Recommended thresholds

The recommended thresholds feature analyzes historical data for your selected application, interface, and alert metric to recommend a suitable static threshold. It also generates a real-time chart comparing the metric and the threshold to help you adjust the threshold.

Use cases

  • If you frequently receive alerts for a metric but your system is operating normally, your threshold may be too low or unsuitable for certain applications or interfaces. In this case, use the recommended thresholds feature to adjust the threshold for the alert rule or for specific applications and interfaces. ARMS automatically recommends a new threshold based on historical data.

  • When you need to set different thresholds for a metric across many applications and interfaces, use the recommended thresholds feature. This feature uses an intelligent algorithm to quickly set appropriate thresholds for each application or interface, saving you the effort of manual configuration.

How it works

When you click Enter P4 recommended threshold, ARMS retrieves the last three days of historical data for the specified metric of each application and interface. It then uses the N-sigma algorithm to calculate the mean and variance.
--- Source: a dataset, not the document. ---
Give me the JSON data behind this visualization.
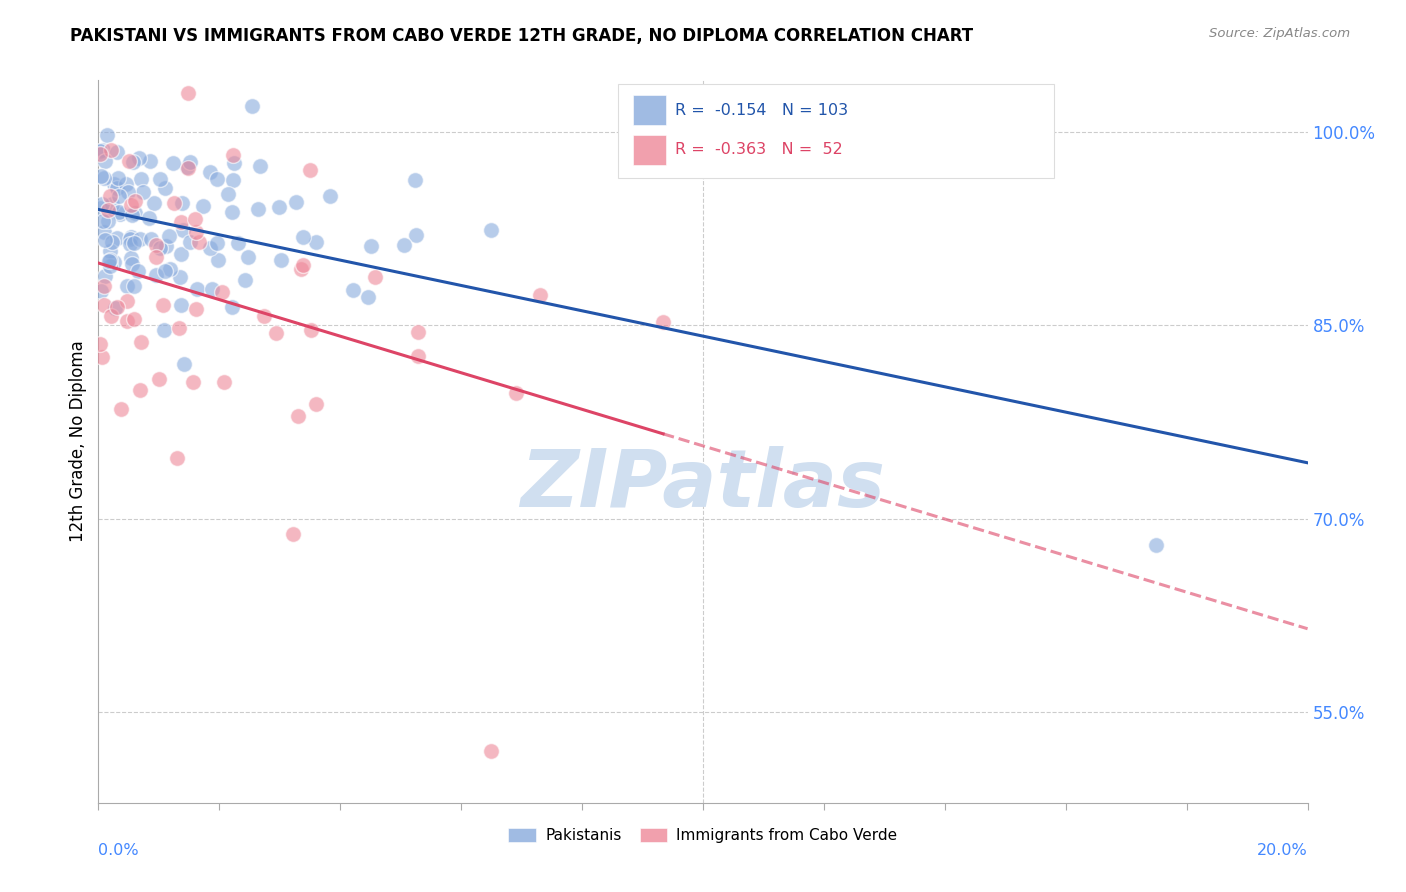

Assuming your business patterns are stable, the metric should follow a normal distribution. In this case, values that deviate significantly (for example, by three standard deviations) from the mean are rare and may indicate an anomaly. Based on this principle, ARMS suggests a threshold based on the metric's average value and volatility over the last three days.

The P4 alert level has the lowest severity. A recommended P4 threshold indicates a minor anomaly. You can use the P4 recommendation as a baseline to set thresholds for more severe alerts, such as P1, P2, and P3.

Alert quantity prediction

The alert quantity prediction feature analyzes historical data to forecast the number of alerts that would have been triggered within a selected period and shows the exact time each alert would have occurred.

How it works

ARMS analyzes the last 24 hours of metric data to predict how many alerts your proposed threshold would have generated. ARMS also provides details showing the exact times the metric value would have exceeded the threshold. You can use this information to adjust thresholds to better fit your business needs.